茨城不安定労働組合

誰でも入れるひとりでも入れる労働組合である茨城不安定労働組合のブログです。

日雇い派遣日記(47)二度あることは

      加藤匡通

八月××日(水)

G社の僕のいる班は四人で動いているが、いち二人は今日から夏休みに入っている。僕は昨日から入った現場で一人ブロック基礎のための溝を掘っている。深さ七十センチ、幅五十センチで長さは十五メートルといったところか。狭いところで隣の家とは二メートルくらいしかないから重機は入れない。昨日は三人がかりで堀ながらバケツリレーで土を出した。だいたい一人区、一人一日分の作業が残った。どの道夏休みに入ったら日雇派遣に出ようと思っていたので出ることにした。したがってこれはいじめではない(何を言訳しているのだ?)。
昨日はガラだらけで難渋した。ガラがあるとスコップは土に刺さらず土を掘り出すことが出来ない。これが実にイライラさせられる。かと思えば粘土質でスコップはあっさり通るものの土を掘り投げようとするとスコップの刃先に土が粘りついて離れなかったりする。と、振り上げたスコップをどこかに叩きつけて土を落とさなければならない。動作は倍以上、しかも予想とは違う動きをするので時間も倍以上、面倒で仕方ない。立っているだけで汗かくのにスコップ振り回して、延々やってる。ガラも粘土も嫌がらせやってんのか、という気にさせられる。
それでも周りから色々言われなくて済むのだから一人作業は気楽なものだ。自分のペースでやってりゃいい。しかしそのうちいないはずの職人たちの声が聞こえてくる。「加藤ちゃんまだそこまでしか進んでないのかよ」「今日中に終わんのかよ」自発的に服従する主体の完成である。幻聴が聞こえている訳ではない(と思う)。
で、一日終わった。
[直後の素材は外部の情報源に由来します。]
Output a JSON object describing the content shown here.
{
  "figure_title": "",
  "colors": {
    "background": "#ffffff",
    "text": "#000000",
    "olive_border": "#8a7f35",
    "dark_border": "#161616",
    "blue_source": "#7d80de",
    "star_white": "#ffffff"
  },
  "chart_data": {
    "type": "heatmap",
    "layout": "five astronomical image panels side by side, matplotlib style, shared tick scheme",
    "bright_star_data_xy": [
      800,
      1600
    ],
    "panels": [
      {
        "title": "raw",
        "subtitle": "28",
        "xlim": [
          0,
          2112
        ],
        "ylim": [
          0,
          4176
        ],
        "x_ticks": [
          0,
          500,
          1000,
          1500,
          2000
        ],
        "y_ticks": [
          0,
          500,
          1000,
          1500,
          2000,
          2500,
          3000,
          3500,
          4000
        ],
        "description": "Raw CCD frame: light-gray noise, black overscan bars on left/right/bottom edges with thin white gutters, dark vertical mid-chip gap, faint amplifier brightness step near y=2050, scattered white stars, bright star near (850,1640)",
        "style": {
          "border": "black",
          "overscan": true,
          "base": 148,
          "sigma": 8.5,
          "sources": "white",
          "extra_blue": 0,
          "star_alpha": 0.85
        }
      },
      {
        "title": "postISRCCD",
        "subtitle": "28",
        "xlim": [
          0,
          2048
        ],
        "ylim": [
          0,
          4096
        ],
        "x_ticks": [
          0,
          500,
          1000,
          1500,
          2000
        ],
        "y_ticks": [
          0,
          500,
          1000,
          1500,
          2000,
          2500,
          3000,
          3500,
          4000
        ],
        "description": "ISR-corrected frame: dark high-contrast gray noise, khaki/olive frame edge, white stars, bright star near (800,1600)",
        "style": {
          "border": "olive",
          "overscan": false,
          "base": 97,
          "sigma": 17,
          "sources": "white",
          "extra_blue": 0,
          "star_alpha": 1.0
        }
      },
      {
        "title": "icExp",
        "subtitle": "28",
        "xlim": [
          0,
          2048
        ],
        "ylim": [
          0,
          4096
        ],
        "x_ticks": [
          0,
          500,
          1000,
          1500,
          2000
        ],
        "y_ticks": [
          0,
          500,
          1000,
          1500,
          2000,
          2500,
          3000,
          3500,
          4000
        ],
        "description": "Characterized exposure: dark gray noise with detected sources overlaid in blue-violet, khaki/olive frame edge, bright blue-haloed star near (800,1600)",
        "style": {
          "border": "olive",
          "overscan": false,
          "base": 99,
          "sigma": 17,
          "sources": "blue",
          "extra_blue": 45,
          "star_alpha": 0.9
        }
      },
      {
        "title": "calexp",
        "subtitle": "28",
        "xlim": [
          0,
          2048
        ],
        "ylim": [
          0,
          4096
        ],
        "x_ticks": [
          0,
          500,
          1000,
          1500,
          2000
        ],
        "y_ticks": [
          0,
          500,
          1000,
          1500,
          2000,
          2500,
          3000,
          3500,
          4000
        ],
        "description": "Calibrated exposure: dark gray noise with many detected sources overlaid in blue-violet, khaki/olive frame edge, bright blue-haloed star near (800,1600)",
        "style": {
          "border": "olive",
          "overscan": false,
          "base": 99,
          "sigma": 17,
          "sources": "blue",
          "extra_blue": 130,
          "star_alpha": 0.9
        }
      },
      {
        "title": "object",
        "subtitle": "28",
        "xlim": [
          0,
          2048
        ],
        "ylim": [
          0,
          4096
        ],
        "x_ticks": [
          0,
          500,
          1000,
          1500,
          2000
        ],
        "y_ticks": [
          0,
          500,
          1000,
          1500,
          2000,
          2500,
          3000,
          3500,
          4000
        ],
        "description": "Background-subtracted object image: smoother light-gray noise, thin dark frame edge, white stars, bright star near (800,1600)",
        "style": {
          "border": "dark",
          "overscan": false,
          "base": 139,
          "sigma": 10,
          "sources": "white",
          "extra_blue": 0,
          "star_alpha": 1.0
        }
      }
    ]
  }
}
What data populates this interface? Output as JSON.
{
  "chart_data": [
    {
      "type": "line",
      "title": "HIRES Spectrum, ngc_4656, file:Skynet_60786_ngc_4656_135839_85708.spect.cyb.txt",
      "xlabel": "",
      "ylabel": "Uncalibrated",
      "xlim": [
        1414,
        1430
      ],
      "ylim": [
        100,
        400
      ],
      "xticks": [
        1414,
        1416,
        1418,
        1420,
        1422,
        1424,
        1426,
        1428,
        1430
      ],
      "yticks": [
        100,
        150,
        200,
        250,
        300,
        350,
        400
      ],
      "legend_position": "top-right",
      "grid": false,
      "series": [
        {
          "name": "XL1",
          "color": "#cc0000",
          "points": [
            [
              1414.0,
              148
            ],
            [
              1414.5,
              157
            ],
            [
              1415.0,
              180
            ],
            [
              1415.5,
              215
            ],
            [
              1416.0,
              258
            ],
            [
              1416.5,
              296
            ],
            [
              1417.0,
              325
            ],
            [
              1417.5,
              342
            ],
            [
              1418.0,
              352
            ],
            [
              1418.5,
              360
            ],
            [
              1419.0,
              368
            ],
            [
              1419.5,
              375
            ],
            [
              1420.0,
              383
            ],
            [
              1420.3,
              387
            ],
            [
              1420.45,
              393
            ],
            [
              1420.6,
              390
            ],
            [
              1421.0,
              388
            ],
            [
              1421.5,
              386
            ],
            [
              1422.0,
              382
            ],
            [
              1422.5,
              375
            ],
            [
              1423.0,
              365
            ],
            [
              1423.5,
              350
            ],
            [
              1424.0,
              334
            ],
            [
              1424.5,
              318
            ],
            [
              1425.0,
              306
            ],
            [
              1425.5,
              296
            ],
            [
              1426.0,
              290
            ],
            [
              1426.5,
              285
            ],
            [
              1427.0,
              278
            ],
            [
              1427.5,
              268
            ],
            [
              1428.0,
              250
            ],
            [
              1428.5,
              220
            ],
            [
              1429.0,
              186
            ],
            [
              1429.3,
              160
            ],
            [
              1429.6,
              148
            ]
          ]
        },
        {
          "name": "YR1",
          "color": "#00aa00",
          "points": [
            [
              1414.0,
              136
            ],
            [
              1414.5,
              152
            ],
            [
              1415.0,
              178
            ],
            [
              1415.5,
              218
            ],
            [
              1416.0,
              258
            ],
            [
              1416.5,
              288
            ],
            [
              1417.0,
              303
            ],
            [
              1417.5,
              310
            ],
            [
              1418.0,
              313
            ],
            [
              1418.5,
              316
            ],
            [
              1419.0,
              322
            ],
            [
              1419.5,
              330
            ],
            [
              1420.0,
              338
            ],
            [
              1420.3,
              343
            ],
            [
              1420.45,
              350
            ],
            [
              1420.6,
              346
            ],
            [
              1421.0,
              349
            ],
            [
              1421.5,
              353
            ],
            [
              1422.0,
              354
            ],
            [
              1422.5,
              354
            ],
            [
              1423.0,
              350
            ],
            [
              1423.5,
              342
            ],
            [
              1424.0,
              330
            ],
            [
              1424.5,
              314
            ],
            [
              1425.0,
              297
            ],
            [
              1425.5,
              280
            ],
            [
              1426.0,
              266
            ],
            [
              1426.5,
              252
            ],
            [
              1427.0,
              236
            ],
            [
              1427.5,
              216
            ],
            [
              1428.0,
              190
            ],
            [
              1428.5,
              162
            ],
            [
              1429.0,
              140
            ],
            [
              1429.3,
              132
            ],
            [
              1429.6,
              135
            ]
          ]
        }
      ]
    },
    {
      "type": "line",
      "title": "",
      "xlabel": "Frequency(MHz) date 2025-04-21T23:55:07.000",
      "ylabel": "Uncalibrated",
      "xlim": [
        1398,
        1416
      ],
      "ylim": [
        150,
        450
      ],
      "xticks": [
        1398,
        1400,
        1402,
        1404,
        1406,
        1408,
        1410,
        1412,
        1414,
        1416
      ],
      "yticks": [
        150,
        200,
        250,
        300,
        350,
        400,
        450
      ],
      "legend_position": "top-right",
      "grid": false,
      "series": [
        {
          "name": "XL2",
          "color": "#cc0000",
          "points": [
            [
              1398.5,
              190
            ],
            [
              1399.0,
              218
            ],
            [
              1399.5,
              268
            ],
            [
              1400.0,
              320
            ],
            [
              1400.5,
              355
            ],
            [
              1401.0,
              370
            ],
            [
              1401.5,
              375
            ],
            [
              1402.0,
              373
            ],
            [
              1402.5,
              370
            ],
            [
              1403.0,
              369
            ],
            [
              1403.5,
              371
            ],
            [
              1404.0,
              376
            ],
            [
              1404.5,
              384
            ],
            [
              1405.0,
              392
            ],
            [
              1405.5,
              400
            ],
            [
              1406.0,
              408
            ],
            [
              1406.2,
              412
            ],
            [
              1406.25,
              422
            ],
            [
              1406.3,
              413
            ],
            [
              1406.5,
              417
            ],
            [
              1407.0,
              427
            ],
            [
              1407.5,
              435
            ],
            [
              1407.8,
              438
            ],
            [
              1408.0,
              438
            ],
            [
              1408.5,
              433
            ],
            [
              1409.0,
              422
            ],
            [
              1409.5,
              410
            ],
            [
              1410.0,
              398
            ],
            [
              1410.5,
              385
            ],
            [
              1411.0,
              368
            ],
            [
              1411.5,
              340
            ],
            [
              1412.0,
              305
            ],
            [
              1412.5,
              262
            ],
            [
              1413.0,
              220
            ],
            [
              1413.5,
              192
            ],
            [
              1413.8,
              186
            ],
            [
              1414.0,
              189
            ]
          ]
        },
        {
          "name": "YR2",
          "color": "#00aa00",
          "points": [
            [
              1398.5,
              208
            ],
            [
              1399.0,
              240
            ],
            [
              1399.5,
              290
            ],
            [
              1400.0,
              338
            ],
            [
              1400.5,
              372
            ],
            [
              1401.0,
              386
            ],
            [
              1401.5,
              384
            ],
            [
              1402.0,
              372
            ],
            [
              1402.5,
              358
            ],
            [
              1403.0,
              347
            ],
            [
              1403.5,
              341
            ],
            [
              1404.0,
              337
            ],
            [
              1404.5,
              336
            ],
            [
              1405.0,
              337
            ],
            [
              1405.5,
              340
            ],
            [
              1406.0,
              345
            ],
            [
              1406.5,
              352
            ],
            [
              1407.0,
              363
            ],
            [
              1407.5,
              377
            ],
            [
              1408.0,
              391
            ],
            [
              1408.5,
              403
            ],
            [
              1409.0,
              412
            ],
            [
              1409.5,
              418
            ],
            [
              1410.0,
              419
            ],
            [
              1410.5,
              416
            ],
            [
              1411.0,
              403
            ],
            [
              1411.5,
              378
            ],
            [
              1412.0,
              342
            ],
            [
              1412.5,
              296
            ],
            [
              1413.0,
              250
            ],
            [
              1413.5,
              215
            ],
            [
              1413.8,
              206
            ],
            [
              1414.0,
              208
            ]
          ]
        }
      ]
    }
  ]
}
エアコン屋外機脇というやりずらいところだけ、二メートル分くらいが残った。やっぱり職人に言われちまうな。・・・ゴールデンウイークと同じことをしているような気が。
ともかく明日から夏休みなので、日雇派遣に入ろうと電話を入れた。さすがに盆休みのこの時期に飛び込みで仕事くれ、と言っても無理みたいだ。なので明日から強制的に夏休みが始まる。